Hong Kong’s housing minister has said his department needs to hire more private contractors to accelerate the building of affordable homes, after the city leader ramped up pressure on officials to address shortages.

Secretary for Transport and Housing Frank Chan Fan on Thursday promised to move quickly with bolstering the workforce for the design and construction phases of public housing projects, in the hope of freeing up civil servants to focus on tasks such as monitoring and quality control.

“If we could start tendering for projects by including design and construction as a single item … it would allow us to also draw on private companies’ available resources and technology at the same time,” said Chan, also the Housing Authority chairman.

“We need to improve our productivity, and the government could do so by increasing manpower, but we can also leverage the large power within the private sector, particularly within the construction sector.”

Hong Kong leader Carrie Lam Cheng Yuet-ngor at the weekend accused the authority – a statutory body in charge of building and managing public housing estates – of taking too long to deliver projects, forcing residents to wait years for a flat.

She suggested the authority assume the burden of paying subsidies to about 90,000 households which had been queuing at least three years for public housing. The allowances, aimed at improving the livelihoods of low-income families, are currently disbursed by the government.

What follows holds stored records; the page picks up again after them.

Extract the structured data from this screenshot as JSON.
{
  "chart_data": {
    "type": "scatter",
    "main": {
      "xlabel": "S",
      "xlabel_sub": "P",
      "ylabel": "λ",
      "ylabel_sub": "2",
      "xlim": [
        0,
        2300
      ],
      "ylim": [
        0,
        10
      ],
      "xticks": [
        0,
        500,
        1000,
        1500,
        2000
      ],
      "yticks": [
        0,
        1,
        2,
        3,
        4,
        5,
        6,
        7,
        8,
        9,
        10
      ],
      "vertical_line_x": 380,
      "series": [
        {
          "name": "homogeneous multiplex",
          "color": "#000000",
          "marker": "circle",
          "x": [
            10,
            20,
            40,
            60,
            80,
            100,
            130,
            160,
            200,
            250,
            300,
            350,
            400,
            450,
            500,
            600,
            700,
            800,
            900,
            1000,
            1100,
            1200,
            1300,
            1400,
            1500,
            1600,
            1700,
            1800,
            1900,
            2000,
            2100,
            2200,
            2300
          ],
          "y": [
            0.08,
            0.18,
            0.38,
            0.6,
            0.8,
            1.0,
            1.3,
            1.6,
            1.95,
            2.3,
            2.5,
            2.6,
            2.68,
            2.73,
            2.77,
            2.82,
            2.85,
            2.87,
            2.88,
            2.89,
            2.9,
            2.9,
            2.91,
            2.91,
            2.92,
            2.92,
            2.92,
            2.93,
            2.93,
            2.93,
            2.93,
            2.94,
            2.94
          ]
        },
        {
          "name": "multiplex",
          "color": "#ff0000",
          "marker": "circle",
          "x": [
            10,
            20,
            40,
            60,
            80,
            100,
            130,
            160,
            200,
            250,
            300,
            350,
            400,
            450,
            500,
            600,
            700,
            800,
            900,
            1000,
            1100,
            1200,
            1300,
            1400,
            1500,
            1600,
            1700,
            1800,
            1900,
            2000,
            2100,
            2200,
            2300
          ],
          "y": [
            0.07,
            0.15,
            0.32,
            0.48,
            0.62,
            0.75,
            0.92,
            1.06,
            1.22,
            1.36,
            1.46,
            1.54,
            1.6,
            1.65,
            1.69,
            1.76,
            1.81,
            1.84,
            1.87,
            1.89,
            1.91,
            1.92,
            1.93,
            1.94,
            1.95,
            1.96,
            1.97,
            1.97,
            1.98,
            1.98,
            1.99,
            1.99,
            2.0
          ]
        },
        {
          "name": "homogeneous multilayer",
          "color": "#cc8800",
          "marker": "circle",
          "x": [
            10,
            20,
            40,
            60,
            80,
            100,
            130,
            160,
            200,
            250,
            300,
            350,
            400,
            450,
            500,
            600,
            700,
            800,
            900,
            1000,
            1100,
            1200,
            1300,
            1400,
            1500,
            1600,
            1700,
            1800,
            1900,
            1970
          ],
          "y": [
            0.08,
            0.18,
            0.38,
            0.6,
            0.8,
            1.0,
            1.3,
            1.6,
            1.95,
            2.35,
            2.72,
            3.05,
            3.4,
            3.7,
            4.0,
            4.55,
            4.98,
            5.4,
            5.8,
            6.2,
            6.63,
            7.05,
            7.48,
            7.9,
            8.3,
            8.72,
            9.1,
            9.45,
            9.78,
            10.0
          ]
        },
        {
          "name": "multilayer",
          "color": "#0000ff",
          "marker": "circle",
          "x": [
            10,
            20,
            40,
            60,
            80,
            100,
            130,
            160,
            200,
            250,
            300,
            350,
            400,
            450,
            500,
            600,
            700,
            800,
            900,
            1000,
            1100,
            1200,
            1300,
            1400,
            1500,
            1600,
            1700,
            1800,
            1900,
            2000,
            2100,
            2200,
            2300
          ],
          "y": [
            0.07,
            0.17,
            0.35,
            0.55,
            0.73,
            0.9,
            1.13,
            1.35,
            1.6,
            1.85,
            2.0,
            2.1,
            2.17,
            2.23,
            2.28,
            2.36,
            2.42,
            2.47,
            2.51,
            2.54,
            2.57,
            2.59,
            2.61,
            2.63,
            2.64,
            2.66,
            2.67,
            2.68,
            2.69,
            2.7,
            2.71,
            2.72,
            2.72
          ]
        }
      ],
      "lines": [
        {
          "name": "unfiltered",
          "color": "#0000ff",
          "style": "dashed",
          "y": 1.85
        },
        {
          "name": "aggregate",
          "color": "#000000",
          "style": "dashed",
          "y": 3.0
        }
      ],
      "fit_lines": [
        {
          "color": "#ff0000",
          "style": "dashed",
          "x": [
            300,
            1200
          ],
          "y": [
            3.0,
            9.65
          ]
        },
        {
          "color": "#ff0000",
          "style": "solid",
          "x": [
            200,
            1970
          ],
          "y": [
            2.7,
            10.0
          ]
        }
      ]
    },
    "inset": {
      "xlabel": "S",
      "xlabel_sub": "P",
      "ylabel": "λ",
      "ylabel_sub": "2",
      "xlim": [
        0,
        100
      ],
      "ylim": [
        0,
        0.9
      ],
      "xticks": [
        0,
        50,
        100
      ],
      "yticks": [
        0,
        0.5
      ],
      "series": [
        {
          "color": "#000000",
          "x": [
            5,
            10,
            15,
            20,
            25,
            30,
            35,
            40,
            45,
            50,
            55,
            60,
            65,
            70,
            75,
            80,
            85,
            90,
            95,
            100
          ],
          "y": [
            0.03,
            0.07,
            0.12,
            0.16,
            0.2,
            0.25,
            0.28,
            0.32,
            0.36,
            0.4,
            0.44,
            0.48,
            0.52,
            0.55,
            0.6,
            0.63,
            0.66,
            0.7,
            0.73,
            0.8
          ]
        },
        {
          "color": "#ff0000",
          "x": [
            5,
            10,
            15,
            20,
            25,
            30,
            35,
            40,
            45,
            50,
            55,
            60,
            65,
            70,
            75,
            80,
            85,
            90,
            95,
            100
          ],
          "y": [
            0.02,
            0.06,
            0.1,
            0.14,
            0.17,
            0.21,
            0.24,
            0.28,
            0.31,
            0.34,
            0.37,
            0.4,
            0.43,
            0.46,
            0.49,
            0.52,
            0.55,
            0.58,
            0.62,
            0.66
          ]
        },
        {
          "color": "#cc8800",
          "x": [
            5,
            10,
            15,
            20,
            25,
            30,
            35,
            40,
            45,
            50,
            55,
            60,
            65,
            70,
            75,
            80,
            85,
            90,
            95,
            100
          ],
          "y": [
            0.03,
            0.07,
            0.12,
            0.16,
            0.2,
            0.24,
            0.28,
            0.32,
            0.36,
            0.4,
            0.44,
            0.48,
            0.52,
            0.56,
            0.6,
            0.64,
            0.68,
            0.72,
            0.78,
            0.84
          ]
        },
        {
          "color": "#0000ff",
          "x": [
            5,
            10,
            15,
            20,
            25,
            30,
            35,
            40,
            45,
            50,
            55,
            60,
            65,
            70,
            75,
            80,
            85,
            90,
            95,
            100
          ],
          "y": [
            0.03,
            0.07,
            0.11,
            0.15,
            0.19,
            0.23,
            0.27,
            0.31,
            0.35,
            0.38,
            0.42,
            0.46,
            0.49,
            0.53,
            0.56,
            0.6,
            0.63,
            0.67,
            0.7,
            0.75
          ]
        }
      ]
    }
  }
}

The scheme for those on the long-term waiting list distributes HK$2,250 (US$1,860) a month to two-member households, with families of six or more getting HK$3,900.

Lam said the authority bore responsibility for completing construction quickly once it was given the land, and was judged against the target of allocating homes to applicants within three years of them joining the waiting list.

“The cash subsidies are currently paid by the government, but why shouldn’t they be [paid by] the Housing Authority? If you build the estates slowly, you will have to pay [more],” Lam said on Sunday.

Housing chief Frank Chan.


However, she back-pedalled on Tuesday, saying the subsidies suggestion was only made to “spark discussion”. Authority members said a shortage of suitable land was the main factor for the long waits.

At an average of 5.8 years – almost double the authority’s three-year promise –waiting times for low-income residents eligible for public flats are now the longest they have been in more than two decades.

Lam said she hoped the authority would take seriously her call to deploy modular integrated construction (MIC) in more public housing projects. The technique involves integrated parts being fabricated, finished and inspected in a factory, often based in mainland China, then transported to a building site for assembly.

On Thursday, housing minister Chan pledged to increase his department’s adoption of new technology and MIC, adding that hiring contractors would also give the authority more flexibility in procuring materials and increasing production.

“Actually, planning public housing is a team effort. For example, the Development Bureau needs to provide the land, such as through resumption and purchasing, but once the land is ready for working on, then that falls under our purview,” Chan said.

He added that there was no one department that should shoulder responsibility when mistakes were made, and said the authority would undertake building design work even while the land was being obtained.

Secretary for Development Michael Wong Wai-lun also said the authority was making good progress in delivering new public housing, building a total of 96,500 flats in the past four years. Only one project was delayed across 2018 and 2019, compared with four in 2016, Chan added.

“I wouldn’t say we’re doing extraordinarily well, but the reality is we’re still not doing badly,” he said.